Prior to insertion lubricate the gastric tube with water or a lubricating jelly. Insert the tube carefully into the reptiles' mouth past the glottis and into the esophagus. Do not offer too much fluid at once. Please refer to the chart as to how much fluid the animal should be given over a 24 hour period according to its body weight. Allow the fluid to enter the reptiles' stomach slowly to avoid it backing up into the mouth where it may be aspirated through the glottis and into the lungs. If the fluid does back up into the mouth or comes out of the nostrils stop administering fluids immediately and tilt the reptile face downward to let the formula drip out of the mouth. Monitor the animal over the next few days for signs of respiratory infection. Let the animal rest a day before attempting to feed it again.
Pinch the tube just below the hub of the syringe to prevent suction when withdrawing a rubber gastric tube.
To begin offering fluids to a dehydrated turtle or tortoise one must first get them to open their mouth. Gentle pressure applied to the hind limbs often displaces the forequarters. Once the head is out it can be grasped between your thumb and index finger, placing the fingers behind the head and alongside the neck. Care should be taken not to apply pressure to the tympanic membranes.
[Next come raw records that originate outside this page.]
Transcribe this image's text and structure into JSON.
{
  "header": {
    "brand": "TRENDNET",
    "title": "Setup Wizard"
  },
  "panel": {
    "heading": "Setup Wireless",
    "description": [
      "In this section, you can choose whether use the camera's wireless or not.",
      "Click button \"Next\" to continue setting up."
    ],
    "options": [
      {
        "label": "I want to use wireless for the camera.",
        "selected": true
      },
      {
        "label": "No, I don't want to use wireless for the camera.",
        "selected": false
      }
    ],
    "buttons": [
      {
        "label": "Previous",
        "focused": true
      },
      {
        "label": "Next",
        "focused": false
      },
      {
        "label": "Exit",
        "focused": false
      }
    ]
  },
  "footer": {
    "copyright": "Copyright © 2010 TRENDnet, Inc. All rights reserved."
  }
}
Once the turtle or tortoises' mouth is open, fluids may be administered according to the methods described above.
To prevent box turtles from snapping their shells shut on a finger, apply gentle pressure on the back or front of the plastron to force open the opposite section of plastron, insert a thumb and a finger into the opening and gently spread apart. This method easily allows a limb to be extracted and held outside the shell preventing the shell from closing.
If you have not worked with dehydrated reptiles before, you may not be able to adequately assess the severity of hydration yourself. You really should see a reptile vet to determine if oral rehydration is suitable or if subcutaneous injections, or a starter injection, will be better. If the animal is so severely dehydrated as to warrant administration of oral fluids, or subcutaneous injections, other medical measures may need to be taken in addition to rehydrating the animal.
As I stated above, dehydration in reptiles is a topic that I have seen very little discussion about and I believe that it is a very serious issue. If the behaviour or even the colour of your pet changes in anyway, or if the animal eats less, or stops eating all together please remember to watch for signs of dehydration, and other sure signs that something is wrong with your pet. When you do note behavioural changes, check that the temperature in the enclosure is at the proper levels, and that all other aspects of the reptile's husbandry are correct. Preventing dehydration in reptiles may be as simple as good husbandry techniques.